HELM-BERT: A Transformer for Medium-sized Peptide Property Prediction
SEUNGEON LEE *, Takuto KOYAMA, Itsuki MAEDA, Shigeyuki MATSUMOTO, Yasushi OKUNO
Department of Biomedical Data Intelligence, Graduate School of Medicine, Kyoto University, Japan
1. Purpose
Medium-sized peptides and their derivatives, including cyclic peptides and peptide mimetics, are promising next-generation therapeutic modalities due to their high target specificity and stability. Machine learning (ML) models to predict the molecular properties essential for drug development, such as membrane permeability, are being actively developed.

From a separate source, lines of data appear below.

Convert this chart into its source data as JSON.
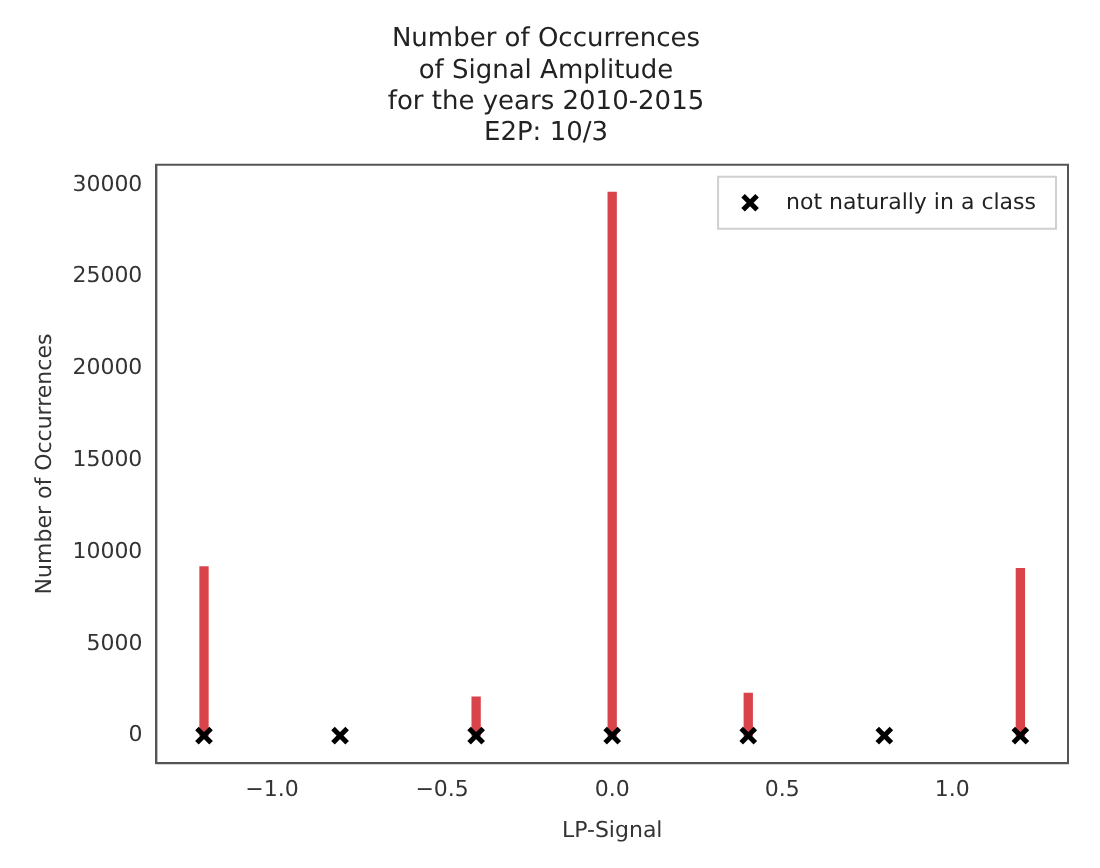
{
  "chart_data": {
    "type": "bar",
    "title": "Number of Occurrences\nof Signal Amplitude\nfor the years 2010-2015",
    "subtitle": "E2P: 10/3",
    "xlabel": "LP-Signal",
    "ylabel": "Number of Occurrences",
    "series": [
      {
        "color": "#d9444a",
        "x": [
          -1.2,
          -0.4,
          0.0,
          0.4,
          1.2
        ],
        "values": [
          9200,
          2100,
          29600,
          2300,
          9100
        ]
      },
      {
        "type": "scatter",
        "name": "not naturally in a class",
        "color": "#000000",
        "marker": "cross",
        "x": [
          -1.2,
          -0.8,
          -0.4,
          0.0,
          0.4,
          0.8,
          1.2
        ],
        "values": [
          0,
          0,
          0,
          0,
          0,
          0,
          0
        ]
      }
    ],
    "xlim": [
      -1.34,
      1.34
    ],
    "xticks": [
      {
        "value": -1,
        "label": "−1.0"
      },
      {
        "value": -0.5,
        "label": "−0.5"
      },
      {
        "value": 0,
        "label": "0.0"
      },
      {
        "value": 0.5,
        "label": "0.5"
      },
      {
        "value": 1,
        "label": "1.0"
      }
    ],
    "ylim": [
      -1500,
      31100
    ],
    "yticks": [
      0,
      5000,
      10000,
      15000,
      20000,
      25000,
      30000
    ],
    "grid": false,
    "legend": "top right"
  }
}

However, data scarcity and the inadequacy of traditional Simplified Molecular Input Line Entry System (SMILES) representations for chemically complex, branched and cyclic structures limit model performance and applicability[1]. To address these challenges, we employed Hierarchical Editing Language for Macromolecules (HELM), a molecular representation that faithfully captures complex peptide architectures, including branched and cyclic motifs[2], for developing ML models for medium-sized peptide property prediction.
2. Methods
HELM sequences were curated from public databases, yielding approximately 39,000 unique sequences. We developed a Bidirectional Encoder Representations from Transformer (BERT)-based model that was designed to process HELM tokens directly. The model, HELM-BERT, was pretrained using a masked language modeling (MLM) objective and subsequently fine-tuned on representative downstream tasks essential for drug development.
3. Results and Discussion
We demonstrated that HELM sequences can be effectively learned by Transformer architectures. During pretraining, the MLM loss decreased steadily, indicating successful learning of HELM grammar and peptide structural patterns. For downstream tasks such as cell permeability prediction, HELM-BERT outperformed SMILES-based baselines. These results indicate that choosing appropriate representations aligned with the target modality is important for achieving strong predictive performance.
4. Conclusions
We developed HELM-BERT and observed strong, competitive performance on tasks associated with medium-sized peptides and their derivatives. This work establishes HELM as a powerful notation for ML-based modeling of structurally complex molecules. The sample efficiency achieved with only approximately 39,000 sequences highlights the advantage of our approach, providing a foundation for accelerating next-generation peptide therapeutic development in data-scarce domains.
[1] S. Balaji, R. Magar, Y. Jadhav, and A. B. Farimani, “GPT-MolBERTa: GPT Molecular Features Language Model for molecular property prediction,” Oct. 10, 2023, arXiv: arXiv:2310.03030. doi: 10.48550/arXiv.2310.03030.
[2] T. Zhang, H. Li, H. Xi, R. V. Stanton, and S. H. Rotstein, “HELM: A Hierarchical Notation Language for Complex Biomolecule Structure Representation,” J. Chem. Inf. Model., vol. 52, no. 10, pp. 2796–2806, Oct. 2012, doi: 10.1021/ci3001925.